Take a look at the statements below, do any of these thoughts sound familiar?
“I am peeing my pants when I laugh, cough, sneeze or jump!”
“I am noticing doming of my belly when lifting my child or rolling out of bed”
“I had a c-section and I can’t stand looking at my scar, it also hurts to touch.”
“It hurts to have intercourse.”
“I’m nervous to have intercourse again, I don’t know what it’s like down there after the baby.”
“I feel like there’s a golf ball pushing out of my vagina.”
“I want to get back into the gym, but not sure what exercises to do and not do at this point.”
If any of these statements or thoughts have crossed your mind since having your baby, a visit to see the pelvic floor physiotherapist is a MUST!
Here is a simple checklist that you can also use to see whether or not you should pick up the phone and make an appointment with your physiotherapist:
- 6 weeks after having a vaginal birth
- 8 weeks after having a cesarean section
- Diagnosed with Diastasis Recti or “Mummy Tummy”
- Experiencing urinary or fecal incontinence
- Diagnosed with a POP (pelvic organ prolapse)

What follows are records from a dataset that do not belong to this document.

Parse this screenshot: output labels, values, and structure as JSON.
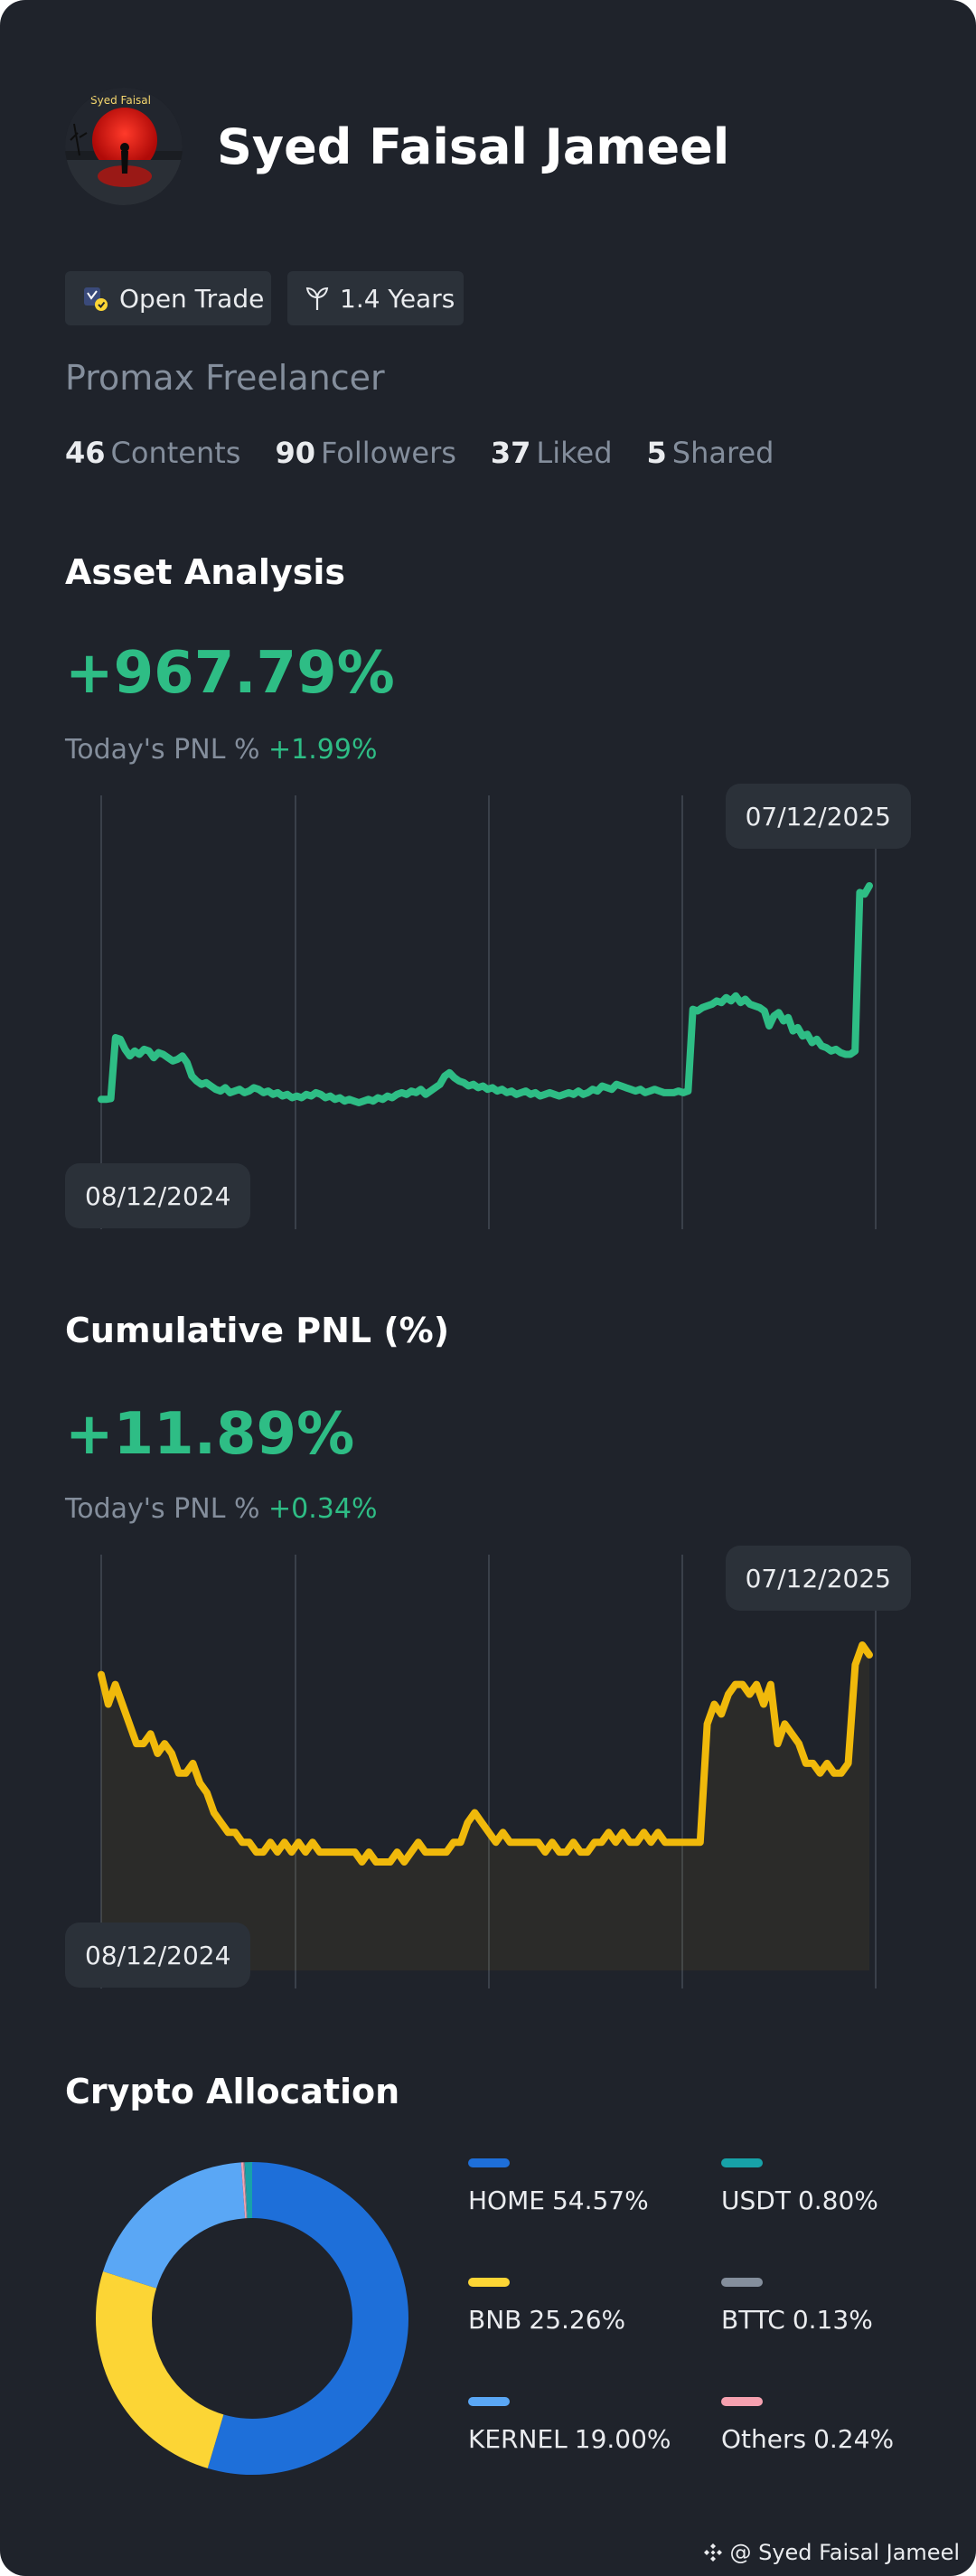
{
  "profile": {
    "name": "Syed Faisal Jameel",
    "avatar_caption": "Syed Faisal",
    "tags": [
      {
        "label": "Open Trade",
        "icon": "open-trade-badge-icon"
      },
      {
        "label": "1.4 Years",
        "icon": "sprout-icon"
      }
    ],
    "subtitle": "Promax Freelancer",
    "stats": [
      {
        "value": "46",
        "label": "Contents"
      },
      {
        "value": "90",
        "label": "Followers"
      },
      {
        "value": "37",
        "label": "Liked"
      },
      {
        "value": "5",
        "label": "Shared"
      }
    ]
  },
  "asset_analysis": {
    "title": "Asset Analysis",
    "value": "+967.79%",
    "today_label": "Today's PNL %",
    "today_value": "+1.99%",
    "start_date": "08/12/2024",
    "end_date": "07/12/2025"
  },
  "cumulative_pnl": {
    "title": "Cumulative PNL (%)",
    "value": "+11.89%",
    "today_label": "Today's PNL %",
    "today_value": "+0.34%",
    "start_date": "08/12/2024",
    "end_date": "07/12/2025"
  },
  "allocation": {
    "title": "Crypto Allocation",
    "items": [
      {
        "name": "HOME",
        "pct": "54.57%",
        "color": "#1e6fd9"
      },
      {
        "name": "USDT",
        "pct": "0.80%",
        "color": "#17a2a8"
      },
      {
        "name": "BNB",
        "pct": "25.26%",
        "color": "#fcd535"
      },
      {
        "name": "BTTC",
        "pct": "0.13%",
        "color": "#848e9c"
      },
      {
        "name": "KERNEL",
        "pct": "19.00%",
        "color": "#5aa7f5"
      },
      {
        "name": "Others",
        "pct": "0.24%",
        "color": "#f6a1b0"
      }
    ]
  },
  "watermark": {
    "text": "@ Syed Faisal Jameel",
    "icon": "binance-logo-icon"
  },
  "colors": {
    "background": "#1f232b",
    "positive": "#2ebd85",
    "cumulative_line": "#f0b90b",
    "muted": "#848e9c",
    "pill": "#2b3139"
  },
  "chart_data": [
    {
      "type": "line",
      "title": "Asset Analysis",
      "x_start": "08/12/2024",
      "x_end": "07/12/2025",
      "grid": "vertical",
      "color": "#2ebd85",
      "values": [
        12,
        12,
        13,
        86,
        84,
        72,
        64,
        70,
        66,
        72,
        70,
        62,
        68,
        66,
        62,
        58,
        60,
        64,
        56,
        40,
        34,
        30,
        32,
        28,
        24,
        22,
        26,
        20,
        22,
        24,
        20,
        22,
        26,
        24,
        20,
        22,
        18,
        20,
        16,
        18,
        14,
        16,
        14,
        18,
        16,
        20,
        18,
        14,
        16,
        12,
        14,
        10,
        12,
        10,
        8,
        10,
        12,
        10,
        14,
        12,
        16,
        14,
        18,
        20,
        18,
        22,
        20,
        24,
        18,
        22,
        26,
        30,
        40,
        44,
        38,
        34,
        32,
        28,
        30,
        26,
        28,
        24,
        26,
        22,
        24,
        20,
        22,
        18,
        20,
        22,
        18,
        20,
        16,
        18,
        20,
        18,
        16,
        18,
        20,
        18,
        22,
        18,
        20,
        24,
        22,
        28,
        26,
        24,
        30,
        28,
        26,
        24,
        22,
        24,
        20,
        22,
        24,
        22,
        20,
        20,
        20,
        22,
        20,
        22,
        120,
        118,
        122,
        124,
        126,
        130,
        128,
        134,
        130,
        136,
        128,
        132,
        126,
        124,
        122,
        118,
        100,
        112,
        116,
        106,
        110,
        94,
        98,
        88,
        90,
        80,
        84,
        76,
        74,
        70,
        72,
        68,
        66,
        66,
        70,
        260,
        258,
        268
      ]
    },
    {
      "type": "line",
      "title": "Cumulative PNL (%)",
      "x_start": "08/12/2024",
      "x_end": "07/12/2025",
      "grid": "vertical",
      "color": "#f0b90b",
      "values": [
        29,
        26,
        28,
        26,
        24,
        22,
        22,
        23,
        21,
        22,
        21,
        19,
        19,
        20,
        18,
        17,
        15,
        14,
        13,
        13,
        12,
        12,
        11,
        11,
        12,
        11,
        12,
        11,
        12,
        11,
        12,
        11,
        11,
        11,
        11,
        11,
        11,
        10,
        11,
        10,
        10,
        10,
        11,
        10,
        11,
        12,
        11,
        11,
        11,
        11,
        12,
        12,
        14,
        15,
        14,
        13,
        12,
        13,
        12,
        12,
        12,
        12,
        12,
        11,
        12,
        11,
        11,
        12,
        11,
        11,
        12,
        12,
        13,
        12,
        13,
        12,
        12,
        13,
        12,
        13,
        12,
        12,
        12,
        12,
        12,
        12,
        24,
        26,
        25,
        27,
        28,
        28,
        27,
        28,
        26,
        28,
        22,
        24,
        23,
        22,
        20,
        20,
        19,
        20,
        19,
        19,
        20,
        30,
        32,
        31
      ]
    }
  ]
}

- Pelvic pain with or without intercourse
- Getting back to the gym, running, etc.
- Lower back pain, hip pain, shoulder pain
- Episiotomy performed during delivery
- Any grade 1-4 tearing during labour and delivery
If after having your six-week follow up with your doctor, OBGYN, and/or midwife, and any of the above have been mentioned, then seeing a pelvic floor physiotherapist can impact the healing and function of your pelvic structures after having your baby. The results of regular physiotherapy treatment for a minimum of an 8-week period have demonstrated positive tissue healing and a strong, functional pelvic floor regardless of complications with birth.
ALLEN, R., HOSKER, G., SMITH, A. and WARRELL, D. (1991). Pelvic Floor Damage and Childbirth. Obstetrical & Gynecological Survey, 46(4), pp.209-210.
Handa, V., Blomquist, J., McDermott, K., Friedman, S. and Muñoz, A. (2012). Pelvic Floor Disorders After Childbirth: Effect of Episiotomy, Perineal Laceration, and Operative Birth. Obstetrics & Gynecology, 119(2, Part 1), pp.233-239.
Morkved, S. and Bo, K. (2000). Effect of postpartum pelvic floor muscle training in prevention and treatment of urinary incontinence: a one-year follow up. BJOG: An International Journal of Obstetrics and Gynaecology, 107(8), pp.1022-1028.